The brand revealed a number of wonders, perhaps most notably a $1.37 million pen, which was paraded slowly around the ballroom by a model in a ballgown who carried it on a soft, red pillow. That pen, the Ultimate Serpent Limited Edition 1, was emblazoned with 15.34 carats of dark blue sapphires and wrapped with a hand-engraved rose gold serpent, which itself featured 153 embedded, individually cut diamonds. A big 6-carat diamond in the shape of the Montblanc star logo sits on the crown of the cap. (Put your checkbooks away; it was one of a kind and someone had already bought it.)
There was also a one-of-a-kind steamer bag, a tall, unstructured thing in beautiful black leather with a coiled red snake painted on the exterior. And there was a new group of pens that also carried the black-and-red theme, as well as the snake motif. Both visual cues are callbacks to the brand's early days, when it sold its first-ever fountain pen in those colors and called it the Rouge et Noir. Back then the pens were made with black ebonite and a red cap head, and some featured a serpent undulating around the cap. The new Rouge et Noir collection looks very similar.
But most exciting was Montblanc's totally original watch novelty, the Villeret Tourbillon Bi-Cylindrique 110 Years Anniversary Limited Edition. It's a dramatic 18-karat rose gold timepiece with a huge 18.4mm one-minute tourbillon at 12 o'clock and interesting floating hands on the dial. (The hands are actually painted on two incredibly thin sapphire disks that rotate above the hour indicators.) All 95 of the tourbillon components are hand-beveled, chamfered, angled, and polished in-house by Montblanc craftsmen, and the effort shows. Also, the watch has a 46-hour power reserve.
Oh, yeah. And there's a snake in it.
The most striking feature of the watch is definitely the three-dimensional, hand-engraved anthracite serpent that is coiled around the inside of the bezel, with its head resting just at 9 o'clock. It will turn heads, and for $318,000, it probably should.
(Earlier in the day, at an event for bloggers, Montblanc had draped the watch over an actual living snake, which handlers in turn draped over the steamer bag for a kind of extreme photo op.
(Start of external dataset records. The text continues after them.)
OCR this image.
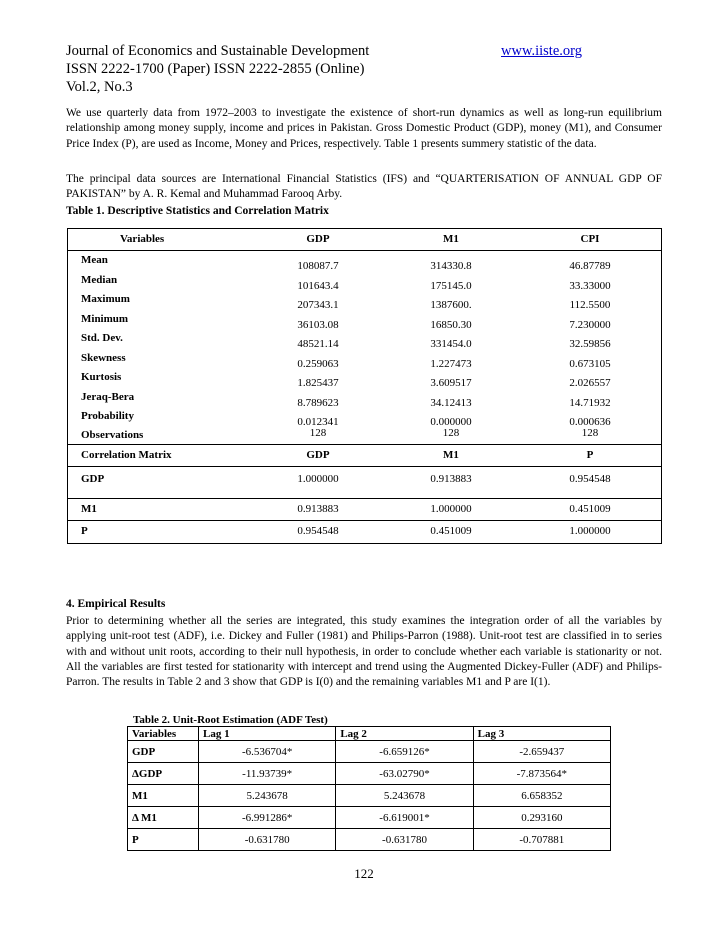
Journal of Economics and Sustainable Development	www.iiste.org
ISSN 2222-1700 (Paper) ISSN 2222-2855 (Online)
Vol.2, No.3
We use quarterly data from 1972–2003 to investigate the existence of short-run dynamics as well as long-run equilibrium relationship among money supply, income and prices in Pakistan. Gross Domestic Product (GDP), money (M1), and Consumer Price Index (P), are used as Income, Money and Prices, respectively. Table 1 presents summery statistic of the data.
The principal data sources are International Financial Statistics (IFS) and “QUARTERISATION OF ANNUAL GDP OF PAKISTAN” by A. R. Kemal and Muhammad Farooq Arby.
Table 1. Descriptive Statistics and Correlation Matrix
Variables	GDP	M1	CPI
Mean	108087.7	314330.8	46.87789
Median	101643.4	175145.0	33.33000
Maximum	207343.1	1387600.	112.5500
Minimum	36103.08	16850.30	7.230000
Std. Dev.	48521.14	331454.0	32.59856
Skewness	0.259063	1.227473	0.673105
Kurtosis	1.825437	3.609517	2.026557
Jeraq-Bera	8.789623	34.12413	14.71932
Probability	0.012341	0.000000	0.000636
Observations	128	128	128
Correlation Matrix	GDP	M1	P
GDP	1.000000	0.913883	0.954548
M1	0.913883	1.000000	0.451009
P	0.954548	0.451009	1.000000
4. Empirical Results
Prior to determining whether all the series are integrated, this study examines the integration order of all the variables by applying unit-root test (ADF), i.e. Dickey and Fuller (1981) and Philips-Parron (1988). Unit-root test are classified in to series with and without unit roots, according to their null hypothesis, in order to conclude whether each variable is stationarity or not. All the variables are first tested for stationarity with intercept and trend using the Augmented Dickey-Fuller (ADF) and Philips-Parron. The results in Table 2 and 3 show that GDP is I(0) and the remaining variables M1 and P are I(1).
Table 2. Unit-Root Estimation (ADF Test)
Variables	Lag 1	Lag 2	Lag 3
GDP	-6.536704*	-6.659126*	-2.659437
ΔGDP	-11.93739*	-63.02790*	-7.873564*
M1	5.243678	5.243678	6.658352
Δ M1	-6.991286*	-6.619001*	0.293160
P	-0.631780	-0.631780	-0.707881
122
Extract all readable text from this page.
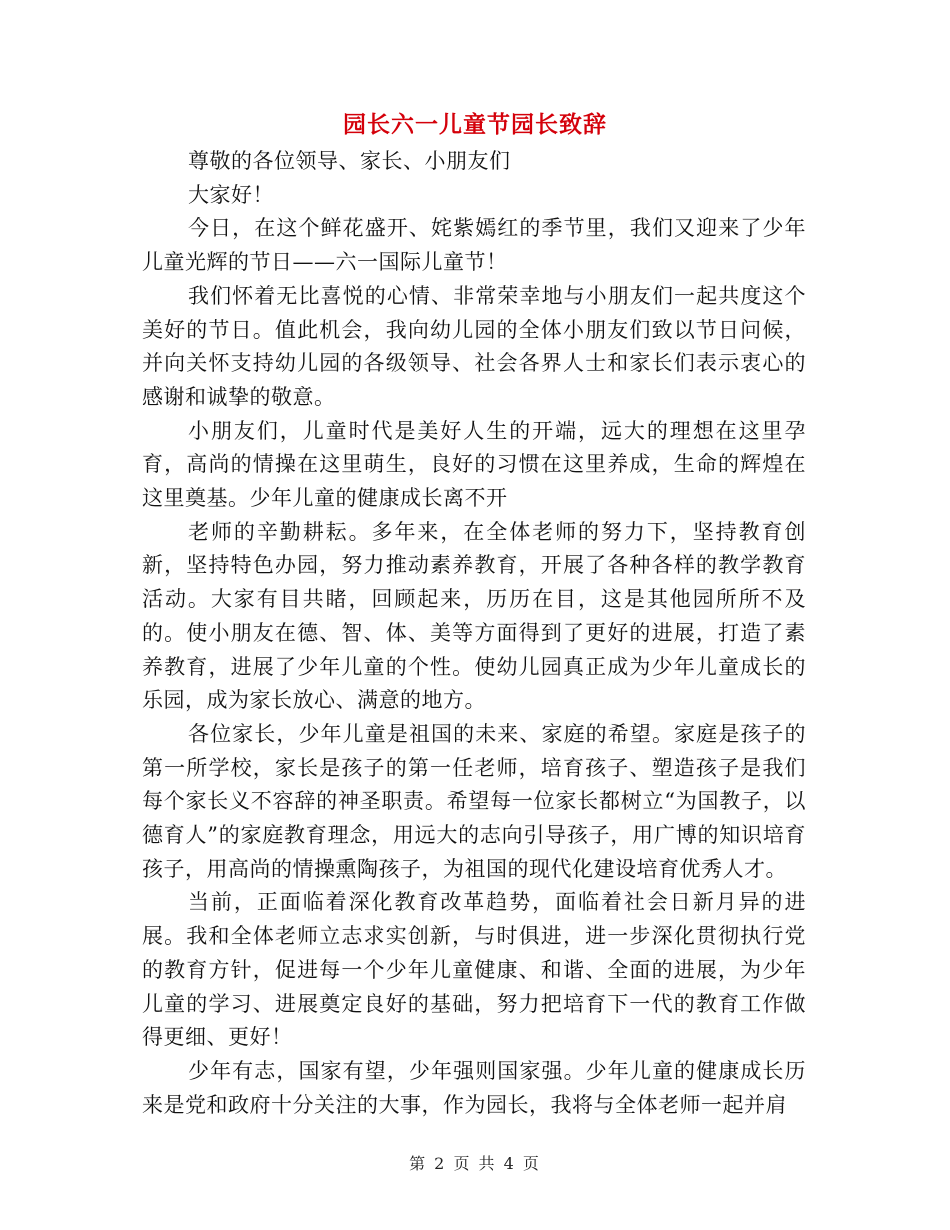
园长六一儿童节园长致辞

尊敬的各位领导、家长、小朋友们

大家好！

今日，在这个鲜花盛开、姹紫嫣红的季节里，我们又迎来了少年儿童光辉的节日——六一国际儿童节！

我们怀着无比喜悦的心情、非常荣幸地与小朋友们一起共度这个美好的节日。值此机会，我向幼儿园的全体小朋友们致以节日问候，并向关怀支持幼儿园的各级领导、社会各界人士和家长们表示衷心的感谢和诚挚的敬意。

小朋友们，儿童时代是美好人生的开端，远大的理想在这里孕育，高尚的情操在这里萌生，良好的习惯在这里养成，生命的辉煌在这里奠基。少年儿童的健康成长离不开

老师的辛勤耕耘。多年来，在全体老师的努力下，坚持教育创新，坚持特色办园，努力推动素养教育，开展了各种各样的教学教育活动。大家有目共睹，回顾起来，历历在目，这是其他园所所不及的。使小朋友在德、智、体、美等方面得到了更好的进展，打造了素养教育，进展了少年儿童的个性。使幼儿园真正成为少年儿童成长的乐园，成为家长放心、满意的地方。

各位家长，少年儿童是祖国的未来、家庭的希望。家庭是孩子的第一所学校，家长是孩子的第一任老师，培育孩子、塑造孩子是我们每个家长义不容辞的神圣职责。希望每一位家长都树立“为国教子，以德育人”的家庭教育理念，用远大的志向引导孩子，用广博的知识培育孩子，用高尚的情操熏陶孩子，为祖国的现代化建设培育优秀人才。

当前，正面临着深化教育改革趋势，面临着社会日新月异的进展。我和全体老师立志求实创新，与时俱进，进一步深化贯彻执行党的教育方针，促进每一个少年儿童健康、和谐、全面的进展，为少年儿童的学习、进展奠定良好的基础，努力把培育下一代的教育工作做得更细、更好！

少年有志，国家有望，少年强则国家强。少年儿童的健康成长历来是党和政府十分关注的大事，作为园长，我将与全体老师一起并肩

第 2 页 共 4 页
The snake moved, knocking the watch down to a glass table, and one of the sapphire crystals cracked—marring the exquisite timepiece before the big dinner. But never fear, it will be repaired, and two others will be made. You can bring that Montblanc leather checkbook back out again.)
Later, Montblanc Chief Executive Officer Jerome Lambert told me that contrary to the Judeo-Christian image of the snake as a symbol of darkness, he sees it as uplifting and symbolic. "The serpent is a symbol of life for many cultures, and Montblanc is important in so many moments of life," he said. When questioned whether people might confuse a snake-themed watch for something made by rival Bulgari, he noted that "Bulgari is speaking to women primarily, not men as we are. And the presence of serpents is so key to the Montblanc brand."